I need to prove that if a set has measure zero and it has well-defined volume, then its volume is zero. I have tried to bound the lower sums of the indicator function, but I'm stuck. Given a zero-measure set $A$ which volume is well-defined, if $R$ is a rectangle that contains $A$, we know there exists a partition $P_0$ of $R$ such that:
$$ \int_{-} 1_A \leq L(1_A, P_0) + \frac{\epsilon}2 = \sum_{Q\in P_0| Q\subset A}v(Q)\quad+\frac{\epsilon}2$$
I don't really know how to proceed without assuming things like denumerable subaditivity or monotony of volume function $v$. If you use some of these things to prove this please tell me also how to prove them.

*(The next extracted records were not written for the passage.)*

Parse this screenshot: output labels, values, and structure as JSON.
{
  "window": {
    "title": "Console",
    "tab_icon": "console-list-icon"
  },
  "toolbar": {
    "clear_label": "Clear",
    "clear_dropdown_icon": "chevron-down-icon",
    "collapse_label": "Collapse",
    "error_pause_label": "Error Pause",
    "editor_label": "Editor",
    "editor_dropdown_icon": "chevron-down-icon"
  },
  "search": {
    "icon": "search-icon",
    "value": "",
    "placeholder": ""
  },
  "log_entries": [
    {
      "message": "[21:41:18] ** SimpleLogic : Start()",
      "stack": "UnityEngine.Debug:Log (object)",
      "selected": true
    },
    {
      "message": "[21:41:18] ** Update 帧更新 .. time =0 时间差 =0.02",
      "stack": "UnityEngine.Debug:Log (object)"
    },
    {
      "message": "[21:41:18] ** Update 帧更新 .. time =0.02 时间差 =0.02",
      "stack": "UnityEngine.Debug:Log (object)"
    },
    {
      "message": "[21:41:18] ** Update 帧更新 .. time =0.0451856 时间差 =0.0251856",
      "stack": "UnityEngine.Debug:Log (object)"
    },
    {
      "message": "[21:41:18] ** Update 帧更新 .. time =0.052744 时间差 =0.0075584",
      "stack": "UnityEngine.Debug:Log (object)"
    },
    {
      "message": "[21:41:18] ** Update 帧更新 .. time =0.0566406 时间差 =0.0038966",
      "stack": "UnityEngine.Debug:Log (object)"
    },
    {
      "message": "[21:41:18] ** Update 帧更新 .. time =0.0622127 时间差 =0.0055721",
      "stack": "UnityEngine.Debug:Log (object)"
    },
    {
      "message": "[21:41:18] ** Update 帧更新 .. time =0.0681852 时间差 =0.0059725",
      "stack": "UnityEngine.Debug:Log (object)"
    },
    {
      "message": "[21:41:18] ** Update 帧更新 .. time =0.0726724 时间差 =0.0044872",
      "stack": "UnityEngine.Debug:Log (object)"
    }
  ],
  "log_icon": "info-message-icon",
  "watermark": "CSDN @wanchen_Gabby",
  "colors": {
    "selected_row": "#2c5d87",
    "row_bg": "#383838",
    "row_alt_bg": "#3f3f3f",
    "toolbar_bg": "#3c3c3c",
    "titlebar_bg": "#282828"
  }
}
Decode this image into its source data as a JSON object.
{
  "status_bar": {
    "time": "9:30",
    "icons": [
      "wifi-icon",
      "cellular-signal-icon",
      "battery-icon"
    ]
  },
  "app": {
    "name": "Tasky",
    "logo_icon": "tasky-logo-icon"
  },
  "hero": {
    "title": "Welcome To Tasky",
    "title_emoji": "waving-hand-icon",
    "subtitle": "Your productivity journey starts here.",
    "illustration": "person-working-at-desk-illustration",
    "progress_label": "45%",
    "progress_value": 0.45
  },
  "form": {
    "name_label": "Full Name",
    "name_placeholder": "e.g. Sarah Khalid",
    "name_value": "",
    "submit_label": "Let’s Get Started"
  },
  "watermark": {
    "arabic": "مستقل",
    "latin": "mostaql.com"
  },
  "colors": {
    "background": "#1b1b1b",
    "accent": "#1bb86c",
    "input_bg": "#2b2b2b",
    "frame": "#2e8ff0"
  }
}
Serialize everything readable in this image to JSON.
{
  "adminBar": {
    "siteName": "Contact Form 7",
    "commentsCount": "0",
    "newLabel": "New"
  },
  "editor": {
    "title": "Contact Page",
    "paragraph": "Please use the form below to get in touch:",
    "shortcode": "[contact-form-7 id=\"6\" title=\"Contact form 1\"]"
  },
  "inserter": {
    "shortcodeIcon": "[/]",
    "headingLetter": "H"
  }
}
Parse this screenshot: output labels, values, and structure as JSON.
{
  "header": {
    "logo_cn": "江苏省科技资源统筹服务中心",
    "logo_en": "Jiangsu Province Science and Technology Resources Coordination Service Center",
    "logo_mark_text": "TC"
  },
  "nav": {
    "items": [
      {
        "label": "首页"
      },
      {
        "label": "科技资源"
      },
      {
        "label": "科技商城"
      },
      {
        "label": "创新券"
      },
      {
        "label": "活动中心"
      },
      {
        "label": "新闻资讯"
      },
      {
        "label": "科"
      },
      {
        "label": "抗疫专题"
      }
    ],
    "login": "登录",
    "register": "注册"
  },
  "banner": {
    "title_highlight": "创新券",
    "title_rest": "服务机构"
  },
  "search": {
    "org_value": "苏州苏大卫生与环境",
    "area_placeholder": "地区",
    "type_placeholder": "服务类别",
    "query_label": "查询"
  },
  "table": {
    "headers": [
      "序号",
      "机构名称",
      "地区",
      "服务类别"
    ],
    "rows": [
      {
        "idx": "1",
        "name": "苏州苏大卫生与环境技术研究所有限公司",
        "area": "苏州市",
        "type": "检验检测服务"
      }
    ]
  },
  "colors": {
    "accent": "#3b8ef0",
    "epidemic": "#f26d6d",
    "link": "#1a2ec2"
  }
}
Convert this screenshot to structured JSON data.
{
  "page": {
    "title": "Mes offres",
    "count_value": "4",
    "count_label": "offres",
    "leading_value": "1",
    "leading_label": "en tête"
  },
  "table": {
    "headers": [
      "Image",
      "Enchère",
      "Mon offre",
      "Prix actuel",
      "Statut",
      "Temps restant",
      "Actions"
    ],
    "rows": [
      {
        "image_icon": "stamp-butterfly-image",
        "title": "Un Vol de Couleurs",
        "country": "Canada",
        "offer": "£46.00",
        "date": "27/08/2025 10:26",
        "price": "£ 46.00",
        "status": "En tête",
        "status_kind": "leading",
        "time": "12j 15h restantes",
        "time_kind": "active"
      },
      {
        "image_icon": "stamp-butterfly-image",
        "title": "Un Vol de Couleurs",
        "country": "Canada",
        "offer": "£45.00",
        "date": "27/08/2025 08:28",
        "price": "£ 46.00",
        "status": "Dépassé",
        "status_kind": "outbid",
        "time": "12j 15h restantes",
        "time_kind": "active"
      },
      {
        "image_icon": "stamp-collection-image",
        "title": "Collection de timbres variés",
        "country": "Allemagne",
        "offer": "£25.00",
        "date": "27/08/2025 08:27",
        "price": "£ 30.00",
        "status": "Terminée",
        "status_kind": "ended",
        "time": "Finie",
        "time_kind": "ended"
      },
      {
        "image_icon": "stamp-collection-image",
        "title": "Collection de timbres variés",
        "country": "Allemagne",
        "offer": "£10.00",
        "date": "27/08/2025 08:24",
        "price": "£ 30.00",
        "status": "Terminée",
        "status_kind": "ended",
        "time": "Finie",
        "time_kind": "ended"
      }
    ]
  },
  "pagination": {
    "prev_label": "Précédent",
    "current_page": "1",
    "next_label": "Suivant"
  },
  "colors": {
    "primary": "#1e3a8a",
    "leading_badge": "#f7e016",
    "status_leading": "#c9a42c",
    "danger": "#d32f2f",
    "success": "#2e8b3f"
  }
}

EDIT: when I say "volume of the set $A$" I'm refering to the Riemann integral of the indicator function $1_A$ along $A$: $v(A) = \int_A 1_A$
EDIT2: when I say that a set has measure zero I mean that for all $\epsilon>0$ there exists a denumerable or finite collection of rectangles $R_1,R_2,…$ such that $A\subset\cup R_i$ and $\sum v(A_i)<\epsilon$
Best Answer
The indicator function of $A$ is Riemann integrable iff $A$ is Jordan measurable, so the result linked in the comments applies. A sketch-
A (bounded) set $A$ here is defined to have volume $v(A)$ if for any bounded rectangle $R$ containing $A$, $1_A$ is Riemann integrable, and $ v(A) = \int_R 1_A$.
From Riemann integrability and the measure of the boundary , $v(A)$ is well defined iff $\partial A$ has (Lebesgue) measure $m(\partial A)= 0$. (We only need the direction $1_A$ integrable implies $m(\partial A)=0$, whose proof is the first one there.)
From Closure, Interior, and Boundary of Jordan Measurable Sets. , we see that $m(\partial A) = 0$ iff $A$ is Jordan measurable. However this page is a mess so I'll give a direct proof (sketch) of the important direction-
First note that $\partial A$ is a compact set; thus by passing to finite covers, $m(\partial A)=0$ implies its jordan content is $c(\partial A) = 0$. Now it should not be hard to find finite collections of rectangles $L_i,U_i$ such that $L=\bigcup_i L_i \subseteq A \subseteq U = \bigcup_i U_i$ and $c(U\setminus L)$ is arbitrarily small. Thus $A$ is Jordan measurable.
Since for Jordan measurable sets, $c(A) = m(A)$, we now know that $c(A)=0$. Now we can use the result here, Prove Riemann Integral is Zero.